Un citoyen français a introduit une requête auprès du Le Conseil d'État, demandant l'annulation des opérations électorales qui se sont tenues le 18 juin 1989 pour l'élection des représentants au Parlement européen. Il soutenait que la participation des électeurs des départements et territoires d'outre-mer à cette élection était illégitime, arguant que leur inclusion viciait le processus électoral. Le requérant invoquait plusieurs textes législatifs et constitutionnels pour étayer sa demande, notamment la loi relative à l'élection des représentants à l'Assemblée des communautés européennes et des articles de la Constitution française.
Conseil d’Etat, Assemblée, du 20 octobre 1989, 108243,
1Faits
2Procédure
La première instance a vu le citoyen déposer une requête au secrétariat du Contentieux du Le Conseil d'État le 27 juin 1989. Ce dernier a examiné les pièces du dossier, ainsi que les observations formulées par les parties concernées, y compris celles d'un avocat représentant un autre candidat. Le rapporteur a ensuite présenté ses conclusions au Conseil.
Après cette phase d'instruction, le Conseil d'État a rendu sa décision sur la légitimité de la requête en se fondant sur les dispositions législatives pertinentes et les principes constitutionnels applicables. Le ministre des départements et territoires d'outre-mer a également formulé des conclusions visant à obtenir une amende pour recours abusif contre le requérant.
Finalement, le Conseil d'État a statué sur les deux demandes en même temps, rendant une décision unique concernant la requête de l'intéressé et les conclusions du ministre.
3Problème de droit
La participation des citoyens français des départements et territoires d'outre-mer à l'élection des représentants au Parlement européen est-elle conforme aux dispositions législatives en vigueur ?
4Solution
Le Conseil d'État rejette la requête du citoyen français contestant la validité des opérations électorales du 18 juin 1989. Il considère que l'article 4 de la loi n° 77-729 du 7 juillet 1977 définit le territoire de la République comme une circonscription unique pour l'élection des représentants au Parlement européen. Cette disposition, combinée avec les articles pertinents de la Constitution, établit clairement que les départements et territoires d'outre-mer font partie intégrante de cette circonscription.

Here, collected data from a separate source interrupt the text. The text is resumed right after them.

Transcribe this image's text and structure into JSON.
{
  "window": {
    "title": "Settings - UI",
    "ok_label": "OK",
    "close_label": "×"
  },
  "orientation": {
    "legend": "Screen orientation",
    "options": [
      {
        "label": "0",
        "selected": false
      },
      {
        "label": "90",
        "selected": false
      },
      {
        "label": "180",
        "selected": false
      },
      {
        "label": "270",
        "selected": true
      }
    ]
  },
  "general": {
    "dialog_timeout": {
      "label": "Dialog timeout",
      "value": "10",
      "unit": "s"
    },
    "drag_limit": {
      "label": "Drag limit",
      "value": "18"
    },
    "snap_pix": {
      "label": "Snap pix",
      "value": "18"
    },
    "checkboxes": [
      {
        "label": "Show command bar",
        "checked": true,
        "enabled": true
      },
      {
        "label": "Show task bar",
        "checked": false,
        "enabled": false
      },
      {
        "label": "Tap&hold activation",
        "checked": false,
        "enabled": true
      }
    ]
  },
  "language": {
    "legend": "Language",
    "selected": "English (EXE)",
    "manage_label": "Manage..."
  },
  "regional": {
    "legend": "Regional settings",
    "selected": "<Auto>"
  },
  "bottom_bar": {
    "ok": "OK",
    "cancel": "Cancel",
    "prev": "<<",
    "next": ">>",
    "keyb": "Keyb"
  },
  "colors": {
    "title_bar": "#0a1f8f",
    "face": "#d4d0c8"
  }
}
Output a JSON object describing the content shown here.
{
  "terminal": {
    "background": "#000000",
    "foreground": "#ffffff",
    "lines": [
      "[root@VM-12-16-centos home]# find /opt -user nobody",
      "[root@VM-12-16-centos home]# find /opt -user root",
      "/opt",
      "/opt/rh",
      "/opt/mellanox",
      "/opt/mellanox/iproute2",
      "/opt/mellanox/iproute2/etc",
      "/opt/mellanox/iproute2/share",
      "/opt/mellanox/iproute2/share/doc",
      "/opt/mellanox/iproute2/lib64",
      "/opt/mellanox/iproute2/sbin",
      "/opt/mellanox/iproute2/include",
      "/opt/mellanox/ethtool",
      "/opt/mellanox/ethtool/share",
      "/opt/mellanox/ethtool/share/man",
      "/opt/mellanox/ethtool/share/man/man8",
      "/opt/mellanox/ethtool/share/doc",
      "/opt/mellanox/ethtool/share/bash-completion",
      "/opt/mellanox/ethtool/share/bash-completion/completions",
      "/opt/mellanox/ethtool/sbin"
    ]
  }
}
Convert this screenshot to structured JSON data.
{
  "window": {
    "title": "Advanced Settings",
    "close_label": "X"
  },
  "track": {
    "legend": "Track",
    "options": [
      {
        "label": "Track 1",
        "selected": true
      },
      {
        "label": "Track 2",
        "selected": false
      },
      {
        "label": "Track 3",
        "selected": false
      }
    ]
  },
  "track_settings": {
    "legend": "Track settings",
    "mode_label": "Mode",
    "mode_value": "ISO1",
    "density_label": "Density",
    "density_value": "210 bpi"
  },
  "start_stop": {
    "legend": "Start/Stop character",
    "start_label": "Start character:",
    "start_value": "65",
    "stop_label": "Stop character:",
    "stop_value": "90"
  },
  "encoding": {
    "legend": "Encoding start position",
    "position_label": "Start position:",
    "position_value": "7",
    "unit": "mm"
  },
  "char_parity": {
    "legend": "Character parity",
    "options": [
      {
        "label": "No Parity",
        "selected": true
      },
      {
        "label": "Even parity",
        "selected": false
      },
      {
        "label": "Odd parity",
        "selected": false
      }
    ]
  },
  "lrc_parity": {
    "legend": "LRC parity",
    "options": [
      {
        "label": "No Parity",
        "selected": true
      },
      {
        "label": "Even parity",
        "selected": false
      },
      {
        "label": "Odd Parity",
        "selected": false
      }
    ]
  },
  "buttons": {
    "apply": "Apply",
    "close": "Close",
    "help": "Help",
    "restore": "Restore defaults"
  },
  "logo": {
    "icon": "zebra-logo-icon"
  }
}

Le Conseil souligne également que les règles définies par la loi ne sont pas incompatibles avec les dispositions du traité instituant la Communauté économique européenne. Par conséquent, les électeurs des départements et territoires d'outre-mer sont pleinement habilités à participer aux élections européennes tant en tant qu'électeurs qu'en tant que candidats. En conséquence, le Conseil d'État conclut que la participation de ces citoyens à l'élection ne vicié pas celle-ci, rejetant ainsi la demande d'annulation formulée par le requérant.